And the neglect of those old books and their still-valid ideas inflicted a terrible toll in the real world when applied to economic policy in the wake of the crash of 2007-8.
It may not be the same with history. But sometimes it is. This article is an example: William Best Hesseltine, Some New Aspects of the Pro-Slavery Argument, The Journal of Negro History 21:1 (Jan 1936). Even during that period when a neo-Confederate Lost Cause/Gone With the Wind viewpoint was the dominant narrative from this history profession to textbooks to public memory ceremonies to popular culture, there were still people telling a realistic story about the Civil War and its implication.
Hesseltine's article is an example of this. He talks about the conscious usage of white racism as a means of social control in a more blunt way that we normally see it stated:
The pro-slavery argument carried but little promise to the lower classes, yet it sufficed to draw a line of demarkation between the exploited groups of the South. Playing upon the race prejudice which the argument inculcated, the planter aristocrat and his Bourbon successor have been able to remain in control. When the Civil War began, the non-slaveholders of the South did battle to maintain the Southern system of life. Following the war, there was imminent danger that the lower orders might forget race and unite, but the Ku Klux Klan saved the day for the Bourbons. In the nineties, the Populist movement brought whites and blacks of the oppressed classes together, but again the heritage of the pro-slavery argument brought division and eventuated in new constitutions which effectually disfranchised both the Negroes and their potential allies among the poor whites. Occasional lynchings have sufficed to keep burning the flames first kindled by the pro-slavery argument. Only in recent months has depression-born necessity brought tenant farmers of both races to stand shoulder to shoulder against their oppressors. For more than a century, the pro-slavery argument has enabled the planting aristocrats to dominate Southern society.Now, those are some broad generalizations about complex processes, of course. But it's also an accurate broad description.
Most of his article is about developments in proslavery arguments during slavery times. As he explains, the theory of racism that the planter class used to justify slavery was also used in modified form, without the slavery part, to justify the suppression of African-American citizens after the war.
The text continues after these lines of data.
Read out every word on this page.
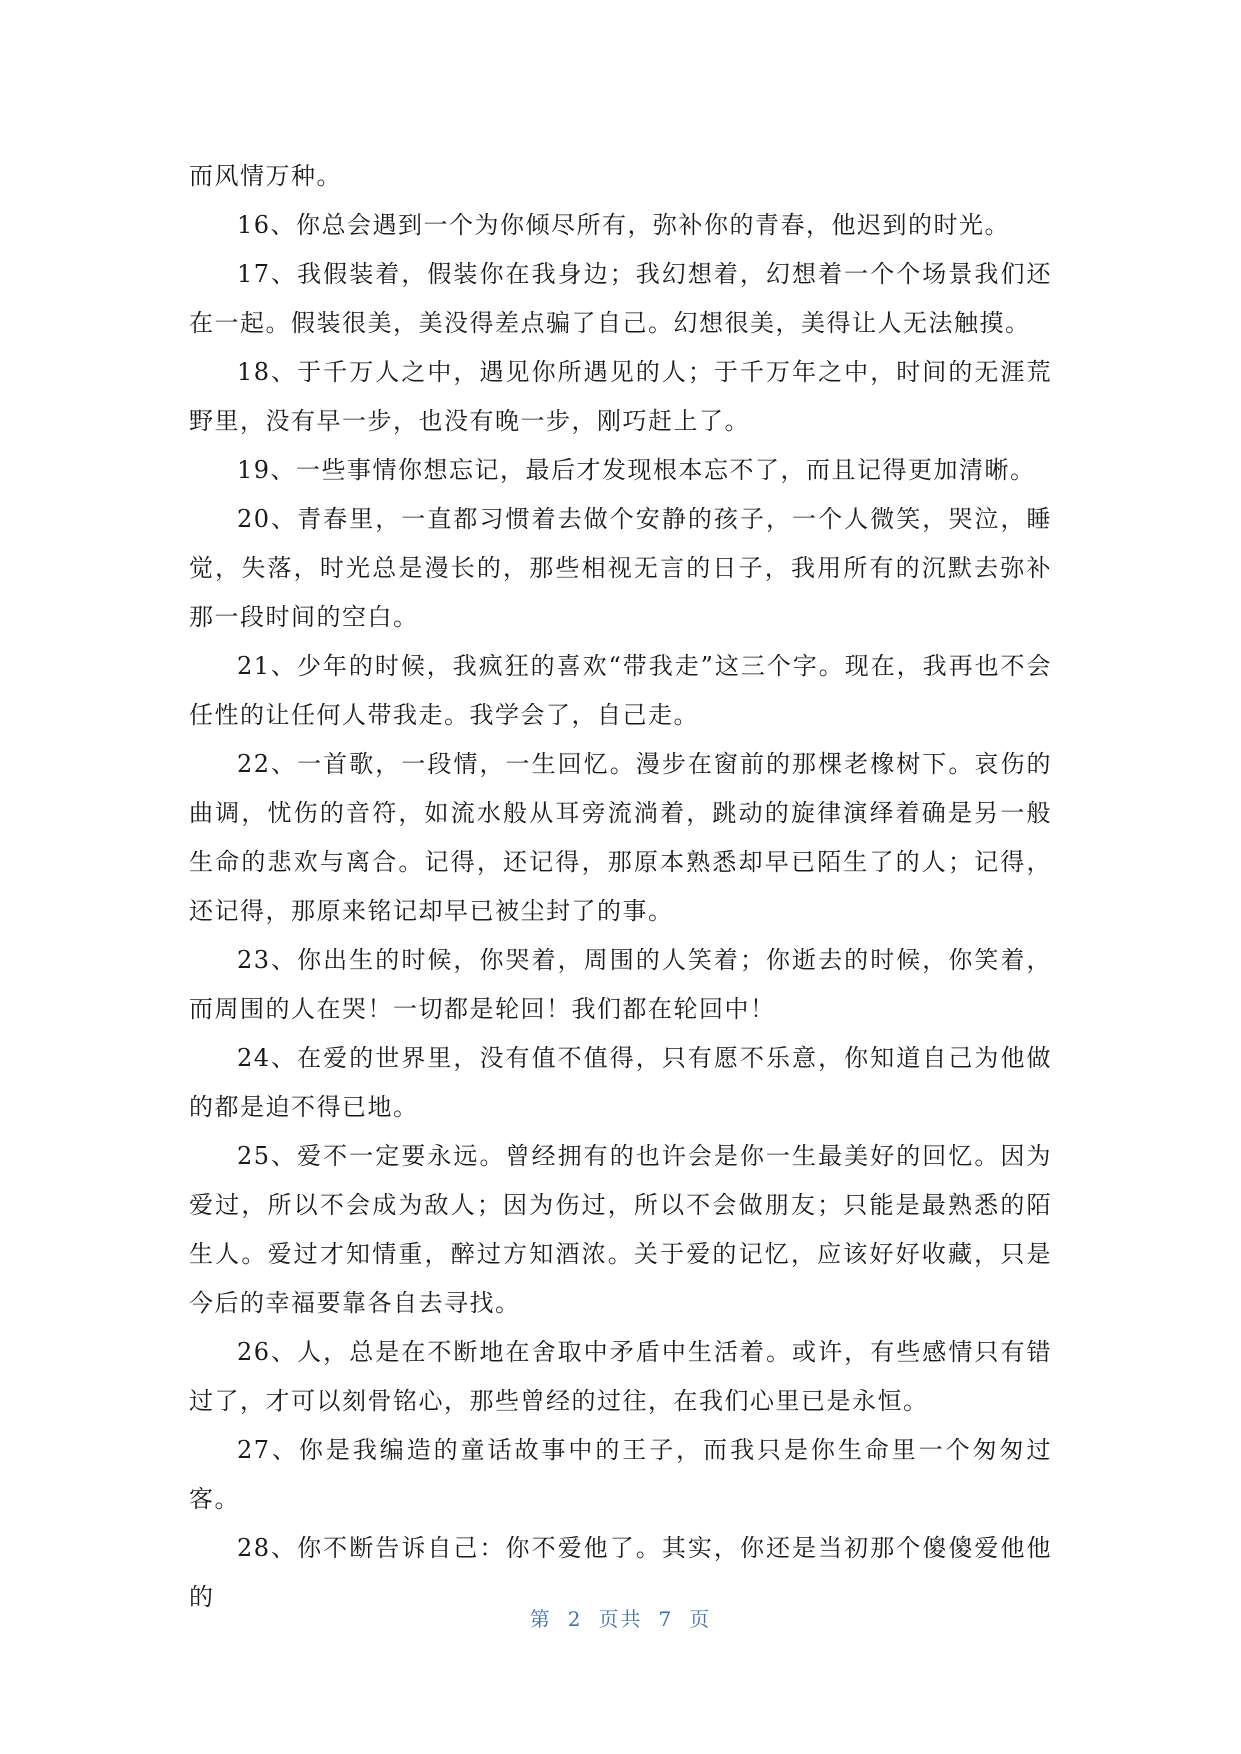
而风情万种。

16、你总会遇到一个为你倾尽所有，弥补你的青春，他迟到的时光。

17、我假装着，假装你在我身边；我幻想着，幻想着一个个场景我们还在一起。假装很美，美没得差点骗了自己。幻想很美，美得让人无法触摸。

18、于千万人之中，遇见你所遇见的人；于千万年之中，时间的无涯荒野里，没有早一步，也没有晚一步，刚巧赶上了。

19、一些事情你想忘记，最后才发现根本忘不了，而且记得更加清晰。

20、青春里，一直都习惯着去做个安静的孩子，一个人微笑，哭泣，睡觉，失落，时光总是漫长的，那些相视无言的日子，我用所有的沉默去弥补那一段时间的空白。

21、少年的时候，我疯狂的喜欢“带我走”这三个字。现在，我再也不会任性的让任何人带我走。我学会了，自己走。

22、一首歌，一段情，一生回忆。漫步在窗前的那棵老橡树下。哀伤的曲调，忧伤的音符，如流水般从耳旁流淌着，跳动的旋律演绎着确是另一般生命的悲欢与离合。记得，还记得，那原本熟悉却早已陌生了的人；记得，还记得，那原来铭记却早已被尘封了的事。

23、你出生的时候，你哭着，周围的人笑着；你逝去的时候，你笑着，而周围的人在哭！一切都是轮回！我们都在轮回中！

24、在爱的世界里，没有值不值得，只有愿不乐意，你知道自己为他做的都是迫不得已地。

25、爱不一定要永远。曾经拥有的也许会是你一生最美好的回忆。因为爱过，所以不会成为敌人；因为伤过，所以不会做朋友；只能是最熟悉的陌生人。爱过才知情重，醉过方知酒浓。关于爱的记忆，应该好好收藏，只是今后的幸福要靠各自去寻找。

26、人，总是在不断地在舍取中矛盾中生活着。或许，有些感情只有错过了，才可以刻骨铭心，那些曾经的过往，在我们心里已是永恒。

27、你是我编造的童话故事中的王子，而我只是你生命里一个匆匆过客。

28、你不断告诉自己：你不爱他了。其实，你还是当初那个傻傻爱他他的

第 2 页共 7 页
In addition to combating Northern Abolitionists, the active pro-slavery arguments were always also consciously directed at nonslaveholding whites of the South:
Despite this [contemptuous] attitude [of planters] toward the lower classes, the planters were obliged to appeal to them in the pro-slavery argument. The primary purpose of this exposition was to convince the non-slaveholding whites of the superiority of white over Negro blood. An analysis of the literature of the Southern "defense" will indicate that the fundamental premise of the slaveholders was that Negroes were inferior to whites. Throughout the era of the sectional conflict ministers of the Southern churches searched the Scriptures and compared Hebrew texts to show that God had made the Negroes a subordinate race and ordained them for slavery. In addition, a pseudo-anthropology demonstrated the biological inferiority of the Negro race. In the field of politics, the planters abandoned the principles of democracy, and frankly proclaimed that the Declaration of Independence was designed for white men alone.Racism, either theoretical or practical, is not compatible with democracy. Even without the institutional of chattel slavery.